Induction Year: 1968
Sport: Tennis
Category: Athlete
* Photo: Eleanor Young Stonehouse family collection
Biography
North Vancouver’s 1930’s tennis duo of Eleanor Young and Caroline Deacon were inducted into the North Shore Sports Hall of Fame in its first year in 1968.
Eleanor’s father, E.V. Young, was the energetic long-time secretary of the BC Lawn Tennis Association so Eleanor came by her interest in the sport and knowledge of how to play the game quite naturally. Her feats on the court spanned most of the 1930s and through to 1948. She relied on a big forehand – not stylish but really strong – to overpower her opponents.
By 1934, during the summer she turned 18, Eleanor was challenging the best in B.C. and Canada which often turned out to be none other than Caroline Deacon who was three years older. With the exception of the B.C. championships in which Eleanor smashed her way to the open final before losing to a woman from San Francisco, they met in the final of every major competition in B.C. that year as well as the Canadian championships. Eleanor captured the New Westminster tourney while Caroline won the Vancouver, Kelowna and Bowen Island tournament titles.
At the 1934 Canadian championships in Toronto, Eleanor won the national junior final and reached the final of the open singles before bowing to Caroline in a hotly contested match. Then they teamed up to win the doubles. That led to them playing at Wimbledon in 1935.

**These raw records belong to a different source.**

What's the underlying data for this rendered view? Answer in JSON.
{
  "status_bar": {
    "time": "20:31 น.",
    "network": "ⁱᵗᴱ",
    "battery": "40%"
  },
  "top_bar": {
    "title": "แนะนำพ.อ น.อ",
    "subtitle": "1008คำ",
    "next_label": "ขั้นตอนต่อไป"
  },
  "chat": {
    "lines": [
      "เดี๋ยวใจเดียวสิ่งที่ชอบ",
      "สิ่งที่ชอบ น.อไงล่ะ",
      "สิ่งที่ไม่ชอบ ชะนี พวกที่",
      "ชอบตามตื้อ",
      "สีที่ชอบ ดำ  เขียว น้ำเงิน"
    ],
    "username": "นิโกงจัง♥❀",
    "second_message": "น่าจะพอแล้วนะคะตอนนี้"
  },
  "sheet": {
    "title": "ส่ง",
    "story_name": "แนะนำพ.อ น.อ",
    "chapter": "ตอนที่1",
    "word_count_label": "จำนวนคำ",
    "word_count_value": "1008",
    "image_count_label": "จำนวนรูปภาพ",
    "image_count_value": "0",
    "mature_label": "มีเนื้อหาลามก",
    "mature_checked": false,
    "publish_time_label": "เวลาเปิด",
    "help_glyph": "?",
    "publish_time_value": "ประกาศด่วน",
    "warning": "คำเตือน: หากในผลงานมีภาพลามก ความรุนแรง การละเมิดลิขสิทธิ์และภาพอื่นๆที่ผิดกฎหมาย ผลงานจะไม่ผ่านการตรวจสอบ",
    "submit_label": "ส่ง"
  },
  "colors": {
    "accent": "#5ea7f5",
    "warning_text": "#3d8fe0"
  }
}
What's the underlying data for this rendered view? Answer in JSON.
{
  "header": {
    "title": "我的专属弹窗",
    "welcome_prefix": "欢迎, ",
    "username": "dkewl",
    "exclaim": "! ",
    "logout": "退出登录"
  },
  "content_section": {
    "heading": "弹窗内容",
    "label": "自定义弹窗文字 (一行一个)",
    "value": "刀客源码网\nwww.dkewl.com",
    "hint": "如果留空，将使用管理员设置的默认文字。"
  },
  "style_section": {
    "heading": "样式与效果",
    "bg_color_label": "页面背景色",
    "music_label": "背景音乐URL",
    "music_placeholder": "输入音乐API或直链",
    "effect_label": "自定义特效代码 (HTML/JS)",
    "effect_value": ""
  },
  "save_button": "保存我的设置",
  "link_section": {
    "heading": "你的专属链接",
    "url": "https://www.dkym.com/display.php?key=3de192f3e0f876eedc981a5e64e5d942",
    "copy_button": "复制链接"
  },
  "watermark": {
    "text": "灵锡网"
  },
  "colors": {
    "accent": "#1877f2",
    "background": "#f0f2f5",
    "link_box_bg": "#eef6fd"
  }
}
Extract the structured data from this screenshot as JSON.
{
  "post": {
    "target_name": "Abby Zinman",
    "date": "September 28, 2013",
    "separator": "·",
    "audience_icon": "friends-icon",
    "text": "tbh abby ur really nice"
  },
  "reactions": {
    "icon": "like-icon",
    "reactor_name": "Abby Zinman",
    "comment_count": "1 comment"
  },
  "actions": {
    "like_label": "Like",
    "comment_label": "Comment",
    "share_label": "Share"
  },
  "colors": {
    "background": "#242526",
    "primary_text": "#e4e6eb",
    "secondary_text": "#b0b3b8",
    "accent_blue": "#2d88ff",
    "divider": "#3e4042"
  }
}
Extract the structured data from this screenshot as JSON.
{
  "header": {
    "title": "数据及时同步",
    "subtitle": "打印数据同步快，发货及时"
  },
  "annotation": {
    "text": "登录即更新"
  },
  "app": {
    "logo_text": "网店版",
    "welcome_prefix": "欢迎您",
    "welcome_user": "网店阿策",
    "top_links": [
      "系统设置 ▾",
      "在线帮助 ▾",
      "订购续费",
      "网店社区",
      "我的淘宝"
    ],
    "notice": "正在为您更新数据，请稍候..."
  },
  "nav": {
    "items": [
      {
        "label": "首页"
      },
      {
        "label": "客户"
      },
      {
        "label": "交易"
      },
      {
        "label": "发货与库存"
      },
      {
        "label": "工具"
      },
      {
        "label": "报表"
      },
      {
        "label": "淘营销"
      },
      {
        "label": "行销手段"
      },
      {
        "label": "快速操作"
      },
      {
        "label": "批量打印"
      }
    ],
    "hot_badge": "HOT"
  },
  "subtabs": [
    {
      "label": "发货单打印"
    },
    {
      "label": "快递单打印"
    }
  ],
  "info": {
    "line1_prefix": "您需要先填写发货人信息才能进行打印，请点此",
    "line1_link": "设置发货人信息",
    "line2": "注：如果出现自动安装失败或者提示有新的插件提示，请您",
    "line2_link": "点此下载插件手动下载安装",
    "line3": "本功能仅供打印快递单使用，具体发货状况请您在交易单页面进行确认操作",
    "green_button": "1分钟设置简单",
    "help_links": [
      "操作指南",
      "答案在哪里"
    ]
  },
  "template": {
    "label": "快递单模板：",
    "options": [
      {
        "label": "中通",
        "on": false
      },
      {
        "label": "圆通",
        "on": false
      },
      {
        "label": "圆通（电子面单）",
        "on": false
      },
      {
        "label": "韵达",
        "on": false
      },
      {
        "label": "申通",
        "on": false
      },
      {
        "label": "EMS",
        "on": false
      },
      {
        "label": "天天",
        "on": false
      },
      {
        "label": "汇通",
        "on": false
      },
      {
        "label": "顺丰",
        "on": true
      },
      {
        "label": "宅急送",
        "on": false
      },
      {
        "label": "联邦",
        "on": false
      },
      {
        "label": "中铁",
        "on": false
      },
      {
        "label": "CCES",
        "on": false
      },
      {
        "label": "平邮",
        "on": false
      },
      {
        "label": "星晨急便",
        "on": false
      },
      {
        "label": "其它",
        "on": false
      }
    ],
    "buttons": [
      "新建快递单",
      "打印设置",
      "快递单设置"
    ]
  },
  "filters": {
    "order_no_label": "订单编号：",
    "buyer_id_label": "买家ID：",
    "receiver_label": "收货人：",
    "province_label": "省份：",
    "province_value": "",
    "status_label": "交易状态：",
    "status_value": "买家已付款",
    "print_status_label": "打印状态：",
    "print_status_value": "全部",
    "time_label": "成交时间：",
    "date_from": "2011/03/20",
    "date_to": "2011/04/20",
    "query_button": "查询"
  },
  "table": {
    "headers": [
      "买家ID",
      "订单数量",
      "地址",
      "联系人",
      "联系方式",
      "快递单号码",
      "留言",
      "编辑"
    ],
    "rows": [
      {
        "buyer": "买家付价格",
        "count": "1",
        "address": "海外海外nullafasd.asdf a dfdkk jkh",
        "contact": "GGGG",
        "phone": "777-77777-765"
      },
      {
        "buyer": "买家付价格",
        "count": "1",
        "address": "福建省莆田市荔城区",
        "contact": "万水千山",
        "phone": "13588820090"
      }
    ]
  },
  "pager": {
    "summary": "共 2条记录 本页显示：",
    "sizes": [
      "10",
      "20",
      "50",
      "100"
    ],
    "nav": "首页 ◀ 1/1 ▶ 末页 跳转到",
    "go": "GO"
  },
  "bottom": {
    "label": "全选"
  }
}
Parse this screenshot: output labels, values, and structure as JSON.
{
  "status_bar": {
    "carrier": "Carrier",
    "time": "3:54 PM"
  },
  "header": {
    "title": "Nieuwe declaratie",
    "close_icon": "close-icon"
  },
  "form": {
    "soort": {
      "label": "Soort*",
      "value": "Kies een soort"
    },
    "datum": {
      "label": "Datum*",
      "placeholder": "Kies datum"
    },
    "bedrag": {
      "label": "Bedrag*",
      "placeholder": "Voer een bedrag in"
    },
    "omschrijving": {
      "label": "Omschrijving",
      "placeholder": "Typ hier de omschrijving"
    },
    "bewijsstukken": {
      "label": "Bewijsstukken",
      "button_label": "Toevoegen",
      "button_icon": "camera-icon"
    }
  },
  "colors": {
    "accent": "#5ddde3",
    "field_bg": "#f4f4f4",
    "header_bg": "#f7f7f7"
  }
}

Eleanor won the Canadian mixed doubles in 1939 and Canadian singles and doubles in 1940, the last year the tournament was held until 1946 due to the war at which time she returned as singles finalist in 1947. She was also doubles runner-up three times. She held the number 1 singles ranking in Canada five years (1937, 1939, 1940, 1946 and 1948) and was inducted into the Canadian Tennis Hall of Fame in 1993.